Une fois le puits alésé, Implenia a entrepris de l'agrandir pour lui donner les dimensions finales de la cage d'ascenseur, soit 20 x 20 m. Ces travaux sont réalisés en méthode traditionnelle avec une succession de forages et de dynamitages. L'entreprise procède par passes de 4,50 m jusqu'au pied du puits et devrait commencer son revêtement par un coffrage glissant l'été prochain. Mais ces opérations à l'explosif se tiennent en pleine ville, à proximité d'une artère très fréquentée et d'un hôpital. « En période de tirs, nous en effectuons généralement un ou deux par jour, explique Sofia Carlsson, responsable administrative et communication du projet. Avant chaque opération, nous devons informer l'hôpital et stopper le trafic dans la rue. Mais plus nous avançons dans le creusement, moins les effets des explosions se font ressentir et nous pouvons réduire progressivement la durée de cette interruption. » Sous terre, les travaux se poursuivent 24 h/24 mais même à 100 m de profondeur, il faut limiter le bruit la nuit. Pas de tirs, donc, mais des opérations moins sonores comme le chargement et l'évacuation des matériaux excavés. Deux mille tonnes sortent du chantier chaque nuit.

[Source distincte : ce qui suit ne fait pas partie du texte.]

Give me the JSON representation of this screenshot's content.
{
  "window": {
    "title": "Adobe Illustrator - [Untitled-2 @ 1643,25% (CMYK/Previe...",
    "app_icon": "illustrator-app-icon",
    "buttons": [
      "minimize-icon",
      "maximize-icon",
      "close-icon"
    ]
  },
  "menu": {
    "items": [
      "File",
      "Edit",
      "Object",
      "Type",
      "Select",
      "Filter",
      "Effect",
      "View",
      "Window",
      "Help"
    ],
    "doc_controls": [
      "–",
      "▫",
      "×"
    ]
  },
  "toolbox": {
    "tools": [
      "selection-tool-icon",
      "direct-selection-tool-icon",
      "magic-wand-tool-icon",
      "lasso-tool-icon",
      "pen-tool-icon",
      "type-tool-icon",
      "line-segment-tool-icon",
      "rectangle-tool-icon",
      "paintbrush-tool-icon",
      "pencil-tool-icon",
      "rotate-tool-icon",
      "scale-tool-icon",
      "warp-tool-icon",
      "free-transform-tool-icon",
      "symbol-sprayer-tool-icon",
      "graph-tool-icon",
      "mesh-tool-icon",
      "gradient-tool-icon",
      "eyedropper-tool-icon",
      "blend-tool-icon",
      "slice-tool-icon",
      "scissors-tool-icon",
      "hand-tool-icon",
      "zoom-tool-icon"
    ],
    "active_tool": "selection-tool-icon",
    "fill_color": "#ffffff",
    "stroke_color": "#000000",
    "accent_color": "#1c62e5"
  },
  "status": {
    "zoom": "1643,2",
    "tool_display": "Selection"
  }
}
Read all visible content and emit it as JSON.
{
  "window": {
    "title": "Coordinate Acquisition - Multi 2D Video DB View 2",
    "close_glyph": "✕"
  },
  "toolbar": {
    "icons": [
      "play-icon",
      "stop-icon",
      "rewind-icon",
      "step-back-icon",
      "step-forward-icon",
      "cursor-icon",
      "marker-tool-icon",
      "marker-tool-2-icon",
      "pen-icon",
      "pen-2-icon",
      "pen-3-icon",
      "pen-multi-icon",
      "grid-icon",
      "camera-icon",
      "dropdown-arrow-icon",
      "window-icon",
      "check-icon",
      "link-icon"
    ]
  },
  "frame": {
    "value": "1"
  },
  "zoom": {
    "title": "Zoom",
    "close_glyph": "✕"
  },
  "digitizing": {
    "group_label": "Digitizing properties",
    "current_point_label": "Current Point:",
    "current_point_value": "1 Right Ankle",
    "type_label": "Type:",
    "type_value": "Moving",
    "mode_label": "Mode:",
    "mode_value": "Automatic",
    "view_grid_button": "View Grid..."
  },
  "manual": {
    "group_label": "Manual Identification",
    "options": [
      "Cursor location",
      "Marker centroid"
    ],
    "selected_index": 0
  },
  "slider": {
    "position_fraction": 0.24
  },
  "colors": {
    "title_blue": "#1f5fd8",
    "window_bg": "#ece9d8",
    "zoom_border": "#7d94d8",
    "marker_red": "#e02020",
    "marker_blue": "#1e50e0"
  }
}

Dans la station, étanchéifiée par des injections, la quasi-totalité du creusement a été réalisée ainsi que la moitié du bétonnage de la zone des quais. Le tunnel qui part vers le nord en passant sous le lac est particulièrement exposé aux venues d'eau car situé 20 m sous le niveau de la nappe. Mais il doit également faire face à un terrain granitique plus complexe que prévu. « Le diagnostic du maître d'ouvrage faisait état d'une roche de mauvaise qualité, se souvient Sigrid Gunnemark. En août 2022, nous avons réalisé deux carottages de 180 m et 300 m qui ont montré que cette section fracturée était à la fois plus proche et plus dégradée que nous ne le pensions. Nous avons dû changer de méthode. » Implenia a donc progressé avec la technique de la voûte-parapluie qui crée une véritable structure de soutènement. Des tubes métalliques sont insérés dans le front d'attaque suivant le contour de la section à excaver et en appui sur des cintres posés au fur et à mesure. Le tunnel est ensuite renforcé par différents moyens : armatures, béton projeté, boulonnage. La progression du chantier s'en est trouvée considérablement ralentie : « Nous avons effectué des passes de 3 m contre 6 m habituellement et il nous a fallu un an pour creuser 50 m », indique Sigrid Gunnemark.

Enchevêtrement de tunnels. A l'autre extrémité de la station, la ligne se divise en deux branches, l'une filant vers l'est, l'autre vers le sud-ouest. Ici, la roche est moins fracturée mais les trois tubes de l'est enjambent en les croisant ceux du sud-ouest. Cet enchevêtrement a obligé l'entreprise à soigneusement penser l'ordre dans lequel sont effectués les tirs, d'autant que la distance entre certains tunnels est de 3 ou 4 m. Début juillet, les équipes ont effectué leurs derniers tirs vers l'est et opéré la jonction avec l'entreprise chargée du lot suivant. Une étape majeure vers le passage des premiers trains sur la ligne, en 2030.